Arrested journalist speaks out in ethics class

There were police officers spread all around the perimeter of the house trying to process the remaining evidence on a Lake George crime scene. News teams had already begun to flood the scene along with several police cars and an ambulance was standing by. 

Worried neighbors stood by the road watching police investigate the scene – and then a reporter was taken away in handcuffs. 

On Nov. 2, professor David Blow brought that reporter, David Taube, 24, of Glens Falls, to Castleton as a guest speaker for his News Media Ethics class.  While finishing up the chapter “Working with Sources,” Taube was came to illustrate the importance of police-reporter relations.

Taube, a reporter for the Post-Star, was arrested on July 9 while reporting on a murder-suicide scene in Lake George. 

An officer with the Warren County Sheriff’s Department arrested him after he reportedly had refused orders to leave the area.  

“It wasn’t like I was interfering with the crime scene,” Taube said to students, while explaining there was no police tape blocking him from the scene at the time of his arrest.  “It was four hours after the crime had been reported.”
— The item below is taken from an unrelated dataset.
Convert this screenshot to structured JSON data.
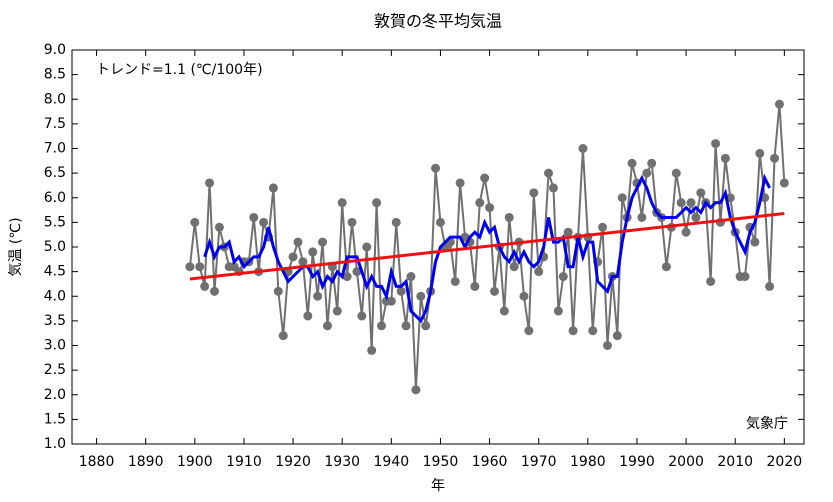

Though he was not actually placed in a cell, Taube was fingerprinted and had a mug shot taken.

Taube was charged with obstruction of governmental administration, a misdemeanor, but was released in time to cover the department’s press conference on the murder. 

“He has an ego problem,” said Warren County Sheriff Bud York in a phone interview with Blow, who provided transcripts to Taube and students of the conversation.  “We’ve never had problems with news media ever.”

According to York, Taube has a reputation with local police in the area for pushing it to the limit at crime scenes.   

“I’ve had to be more careful on scenes,” Taube said to the class adding that the incident otherwise has not crippled his career as a journalist in any way. 

Students in the ethics class seemed to sympathize with Taube, with many saying he had done nothing wrong.

“I would’ve done the same thing,” Castleton junior Hannah Messer said acknowledging that as a journalist Taube’s job was to report the crime to inform the public. 

But fellow student Annie Hartman was a little more skeptical.

“As a reporter it’s important to choose your battles and respect authority,” arguing that Taube may have crossed the line.

Overall the class took away an important message, that there is a fine line between pushing the envelope and overstepping the boundaries while out in the field. They learned that having cooperation from law enforcements can be vital to a journalist when reporting crime stories. 

“I like reporters who walk a tight rope,” Blow commented during class, adding that in his 21 years of working with the Post Star, he has never seen a reporter arrested. 

Blow encouraged his students to have drive when going out in the field and looking for stories.   

“I look for guys who have a little bit of fire in their bellies when they are on the job,” he said.

For Taube, the ordeal won’t be over for w hile. Charges were dismissed in the case, but only if he avoids further trouble.  With six months of good behavior and no more run-ins with local authorities, Taube said the charges will be “expunged” and leave him with no record.